Tackling the Digital Skills gap - events and initiatives

The Digital Skills Gap is a major challenge in the UK, both in terms of individual skills for life and in terms of skills to be effective and productive in a work setting. We attended two events in November that highlighted initiatives designed to help address these challenges.

The first was hosted by Future Dot Now, a coalition of industry leaders working to ensure that all working age adults have the digital skills they need to benefit their own prosperity and UK productivity. The organisation is working to unite business to tackle the gap in the digital capability and confidence of the UK workforce.

The event included an address by Saqib Bhatti, Minister for Tech and the Digital Economy in the UK Government, who stressed the importance of improving the digital skills in the UK workforce to improve the competitiveness of the UK economy on the world stage.

It also highlighted the work of the Digital Skills Council, which aims to provide a focal point for the liaison between government and industry to address the digital skills shortage and quality deficit in the UK.

The session highlighted work that had originally been done within UK Government to develop the Essential Digital Skills framework, which defines the digital skills adults need to safely benefit from, participate in and contribute to the digital world. Research carried out by Future Dot Now suggests that 23.4m working age adults cannot complete all the digital tasks essential for today’s workplace and 3.2m working age adults cannot complete any of the essential digital work tasks.

We believe that by providing a clear baseline that digital skills programmes can target, the Essential Digital Skills framework has a very important role to play in levelling up digital skills in the UK workforce.

The Digital Skills Roadmap, a joint publication by Future Dot Now and the Digital Skills Council is a major new vision for national action on digital skills in the UK workforce, detailing the best next steps for government, business and civil society to ensure everyone has the Essential Digital Skills needed for work.

The second event we attended was the Digital Skills Forum, a new initiative launched by AND Digital, one of the members of the Tech for Good Alliance. The launch event brought together 100 leaders from a wide range of organisations in the digital sector to discuss issues related to the digital skills gap and to recruit them to take co-ordinated action to address the issues.

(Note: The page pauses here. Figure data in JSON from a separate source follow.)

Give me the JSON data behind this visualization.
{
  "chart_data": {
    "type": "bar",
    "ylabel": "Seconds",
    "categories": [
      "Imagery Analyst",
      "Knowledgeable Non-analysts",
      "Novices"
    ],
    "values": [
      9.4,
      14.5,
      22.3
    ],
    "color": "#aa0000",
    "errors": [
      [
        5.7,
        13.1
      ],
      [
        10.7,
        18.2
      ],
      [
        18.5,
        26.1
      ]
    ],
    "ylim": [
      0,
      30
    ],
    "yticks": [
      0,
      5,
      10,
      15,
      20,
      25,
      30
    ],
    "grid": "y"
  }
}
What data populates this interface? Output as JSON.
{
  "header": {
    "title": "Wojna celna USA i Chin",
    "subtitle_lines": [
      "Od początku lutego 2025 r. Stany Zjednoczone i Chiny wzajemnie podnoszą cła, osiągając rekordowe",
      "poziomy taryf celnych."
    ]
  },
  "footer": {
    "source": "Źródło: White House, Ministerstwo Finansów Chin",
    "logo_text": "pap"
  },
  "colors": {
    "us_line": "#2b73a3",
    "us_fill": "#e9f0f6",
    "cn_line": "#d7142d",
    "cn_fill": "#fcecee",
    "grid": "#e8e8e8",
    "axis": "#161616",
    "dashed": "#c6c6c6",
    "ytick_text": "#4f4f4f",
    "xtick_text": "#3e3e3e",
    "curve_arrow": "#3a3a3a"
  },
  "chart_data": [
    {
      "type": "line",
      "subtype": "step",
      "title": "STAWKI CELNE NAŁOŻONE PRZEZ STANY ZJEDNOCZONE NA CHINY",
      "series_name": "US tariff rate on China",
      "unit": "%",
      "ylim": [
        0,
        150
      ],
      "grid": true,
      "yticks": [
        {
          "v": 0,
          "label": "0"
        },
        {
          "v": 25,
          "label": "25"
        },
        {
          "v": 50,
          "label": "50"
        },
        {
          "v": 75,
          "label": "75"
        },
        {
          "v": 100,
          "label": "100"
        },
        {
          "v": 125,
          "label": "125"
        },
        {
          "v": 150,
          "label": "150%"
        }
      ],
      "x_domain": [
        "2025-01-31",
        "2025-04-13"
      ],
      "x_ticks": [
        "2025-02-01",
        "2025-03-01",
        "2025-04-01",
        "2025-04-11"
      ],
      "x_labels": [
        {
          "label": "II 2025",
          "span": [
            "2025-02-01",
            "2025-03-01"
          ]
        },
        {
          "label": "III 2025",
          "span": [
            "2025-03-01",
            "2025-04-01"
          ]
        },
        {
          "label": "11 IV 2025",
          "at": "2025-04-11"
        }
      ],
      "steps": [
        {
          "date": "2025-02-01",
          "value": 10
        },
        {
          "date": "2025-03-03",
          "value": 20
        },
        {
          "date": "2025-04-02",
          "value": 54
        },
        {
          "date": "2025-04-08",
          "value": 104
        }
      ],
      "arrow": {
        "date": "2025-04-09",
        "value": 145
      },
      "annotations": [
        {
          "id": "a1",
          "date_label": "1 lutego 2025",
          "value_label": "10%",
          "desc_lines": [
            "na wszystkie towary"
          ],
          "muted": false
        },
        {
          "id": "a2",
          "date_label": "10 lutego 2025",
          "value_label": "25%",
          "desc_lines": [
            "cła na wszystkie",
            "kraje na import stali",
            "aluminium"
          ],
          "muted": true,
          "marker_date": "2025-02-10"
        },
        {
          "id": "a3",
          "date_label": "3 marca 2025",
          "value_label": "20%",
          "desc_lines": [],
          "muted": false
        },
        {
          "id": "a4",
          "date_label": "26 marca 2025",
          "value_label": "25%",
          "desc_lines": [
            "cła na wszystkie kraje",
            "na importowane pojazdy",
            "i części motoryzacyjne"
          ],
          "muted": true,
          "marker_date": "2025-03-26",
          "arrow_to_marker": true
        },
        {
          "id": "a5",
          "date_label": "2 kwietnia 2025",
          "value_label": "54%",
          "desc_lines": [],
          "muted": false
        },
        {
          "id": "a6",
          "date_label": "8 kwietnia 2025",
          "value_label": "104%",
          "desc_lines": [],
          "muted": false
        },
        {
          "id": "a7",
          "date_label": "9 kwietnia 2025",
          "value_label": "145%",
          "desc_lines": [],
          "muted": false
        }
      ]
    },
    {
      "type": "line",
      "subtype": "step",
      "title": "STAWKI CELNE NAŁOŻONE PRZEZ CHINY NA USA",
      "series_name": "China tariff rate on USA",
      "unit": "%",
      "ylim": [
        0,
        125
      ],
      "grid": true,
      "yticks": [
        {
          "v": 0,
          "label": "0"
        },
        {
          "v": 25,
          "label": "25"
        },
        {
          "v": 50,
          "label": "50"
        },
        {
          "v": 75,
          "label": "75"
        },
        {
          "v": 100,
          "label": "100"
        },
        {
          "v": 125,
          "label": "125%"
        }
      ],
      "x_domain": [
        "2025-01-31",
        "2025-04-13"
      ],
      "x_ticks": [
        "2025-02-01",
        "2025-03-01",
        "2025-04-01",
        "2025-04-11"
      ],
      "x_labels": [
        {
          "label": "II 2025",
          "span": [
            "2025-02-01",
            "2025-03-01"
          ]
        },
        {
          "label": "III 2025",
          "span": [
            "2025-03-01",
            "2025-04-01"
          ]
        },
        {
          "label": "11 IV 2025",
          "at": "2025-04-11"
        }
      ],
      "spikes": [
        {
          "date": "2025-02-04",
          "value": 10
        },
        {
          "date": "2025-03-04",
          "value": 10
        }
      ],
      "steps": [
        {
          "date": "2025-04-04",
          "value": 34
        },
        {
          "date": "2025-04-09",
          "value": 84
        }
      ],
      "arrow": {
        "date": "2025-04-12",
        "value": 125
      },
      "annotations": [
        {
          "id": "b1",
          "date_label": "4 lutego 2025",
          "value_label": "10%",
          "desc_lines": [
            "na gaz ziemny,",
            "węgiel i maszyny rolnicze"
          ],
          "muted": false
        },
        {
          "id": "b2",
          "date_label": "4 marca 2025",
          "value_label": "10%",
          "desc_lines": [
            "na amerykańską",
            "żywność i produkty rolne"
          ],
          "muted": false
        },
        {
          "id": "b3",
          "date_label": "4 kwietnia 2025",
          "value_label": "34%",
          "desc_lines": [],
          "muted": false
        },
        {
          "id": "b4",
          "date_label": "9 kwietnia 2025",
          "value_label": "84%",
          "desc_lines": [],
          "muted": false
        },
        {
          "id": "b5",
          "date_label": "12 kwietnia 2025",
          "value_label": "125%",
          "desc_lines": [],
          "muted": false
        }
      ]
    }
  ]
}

Discussions on the day covered a range of topics including two panel sessions covering the role of apprenticeships in supporting the development of digital skills and the skills that will be vital for businesses to unlock GenAI's full potential in the next three years.

The Digital Skills Forum aims to support and complement the work of the Digital Skills Council in addressing the skills shortage, by encouraging people and organisations to lean in and work with the skills they already have.

It is heartening to see the collaboration and mutual support that exists between these complementary groups and initiatives and to see them unite behind the advancement of a common framework.

We, as the Scottish Tech Army, will be working to promote and support this work both directly and through the Tech for Good Alliance. The need for digital skills in every bit as important in the third sector as in the private and public sectors and we aim to raise awareness in the sector and to signpost and support organisations as they work to ensure that their teams all reach and go beyond the baseline defined in the Essential Digital Skills framework.